Явлением Фортинбраса заканчивается спектакль "Гамлет" (текст В.Шекспира){3}

, видением Валтасара — Вавилонское царство, гибелью "Колумба" — мир, ибо на фронтоне его двойника — "Глобуса" — стояло: "Мир — театр". Судя по всему, верно и обратное.

Над вершинами Кавказа

Крымскому светопреставлению предшествуют кавказские знамения: Провал в Пятигорске и, подобная Валтасаровой, надпись на скале: "Коля и Мика, июль 1914г.".

Надпись эта выхвачена внимательным Остапом из множества других, украшавших стены Дарьяльского ущелья, конечно не случайно. Дата — вот, что привлекло его взор: "июль 1914 года", в этом месяце этого года началась Мировая война.

Если взор Остапа остановила дата, наш взгляд завораживают еще и имена: "Коля и Мика". Что за парочка?.. Коля, ясное дело, — Николай, а Мика, вообще говоря, интимное производное от "Михаила". Тогда — Николай и Михаил, воистину, двое неразлучных: Николай (I) Романов и Михаил Лермонтов, царь и поэт, император и поручик расписались на Дарьяльской скале. Один — по праву завоевателя оружием, другой — словом (и оружием): "В глубокой теснине Дарьяла, где роется Терек во мгле, старинная башня стояла, чернея на черной скале". Демон, Ангел и Тамара из поэмы "Демон" слились в балладе в один царственный образ Тамары, которая "прекрасна, как ангел небесный, как демон, коварна и зла". Стало быть, сквозь таинственного Мику проступают Кавказ, Демон и М.Ю. Лермонтов, подтверждая данной наскальной надписью обязательность своего присутствия на всех поворотах Остаповых скитаний, и не давая ему ни на шаг отступить от ведущей-демонической — темы романа.

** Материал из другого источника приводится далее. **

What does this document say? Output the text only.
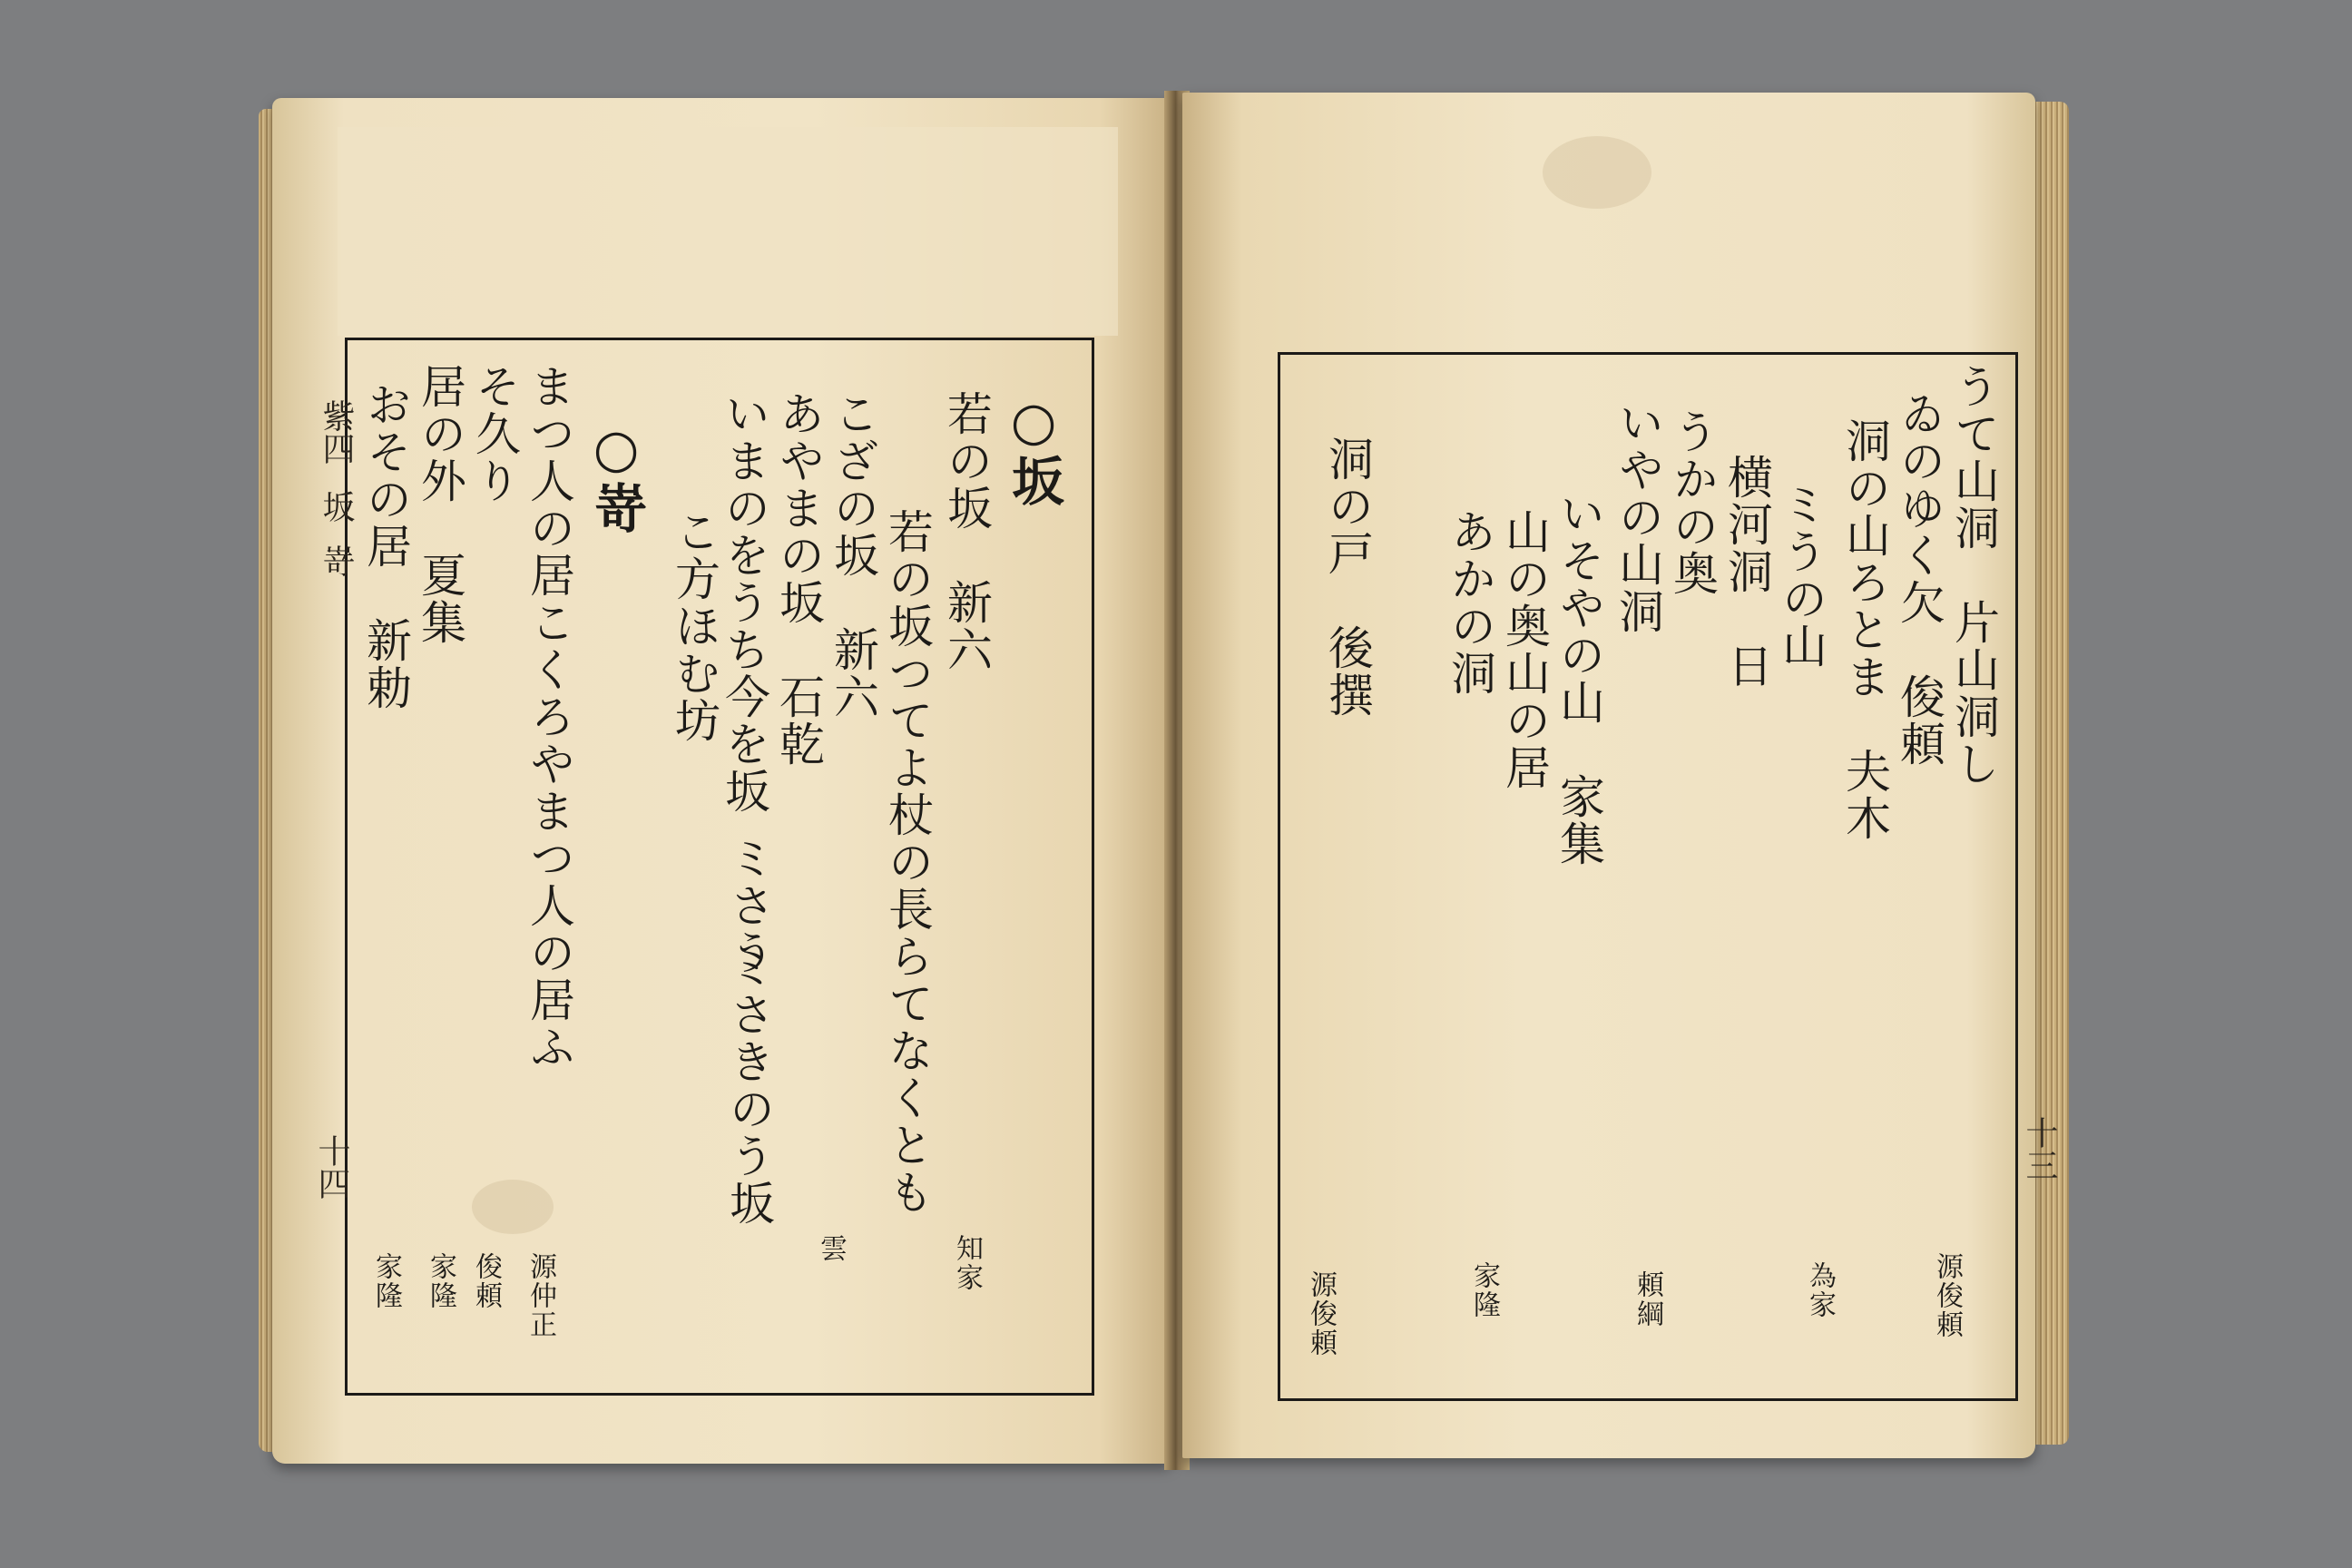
紫四
坂
嵜
十四
○坂
若の坂　新六
若の坂つてよ杖の長らてなくとも
こざの坂　新六
あやまの坂　石乾
いまのをうち今を坂
ミさう
ミさきのう坂
こ方ほむ坊
○嵜
まつ人の居こくろやまつ人の居ふ
そ久り
居の外　夏集
おその居　新勅
家隆	知家
雲
源仲正
俊頼
家隆
十三
うて山洞　片山洞し
ゐのゆく欠　俊頼
洞の山ろとま　夫木
ミうの山
横河洞　日
うかの奥
いやの山洞
いそやの山　家集
山の奥山の居
あかの洞
洞の戸　後撰
源俊頼
為家
頼綱
家隆
源俊頼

Примечательно, однако, что последнего русского императора в кругах, приближенных к его особе и частной переписке, называли "Ника", о чем российская общественность и до, и после революции была хорошо осведомлена. Звуковая близость "Ники" и "Мики" переводит наскальную надпись из монумента победам империи в эпитафию ей же. Вот отчего Остап, больше склонный к констатации фактов, чем к рефлексии по их поводу, уверенно спрашивает: "Где вы сейчас, Коля и Мика?". Ответ известен заранее: ни Коли, ни Мики на этом свете уже нет. Сочетание всех этих трагических примет (Дарьяльское ущелье, имена и дата) раскрывает загадку третьего из имен Великого Комбинатора: "Берта". Конечно, Берта, втиснувшаяся между Сулейманом и Марией, выглядит смешно. Но ведь и какая-нибудь Марта или Луиза в таком положении не выглядит почтенней!.. Почему же все-таки Берта, а не Марта? А потому, что июль Четырнадцатого, то есть 1-я мировая, короче говоря, — "Большая Берта", та самая, из которой немцы лупили по Парижу, отмечая воронками провал не одной, отдельно взятой империи, но империализма в целом. Именно дата объясняет удивившую нас педантичность в хронометраже Крымского землетрясения: 12 часов 14 минут — с числа 14 отсчитывали авторы юмористических романов начало конца. 0 часов 14 минут! Понятен теперь и выбор ландшафта мирового Провала — вершины Кавказа, царство Демона, точнее двух Демонов — Лермонтовского и из города Гори.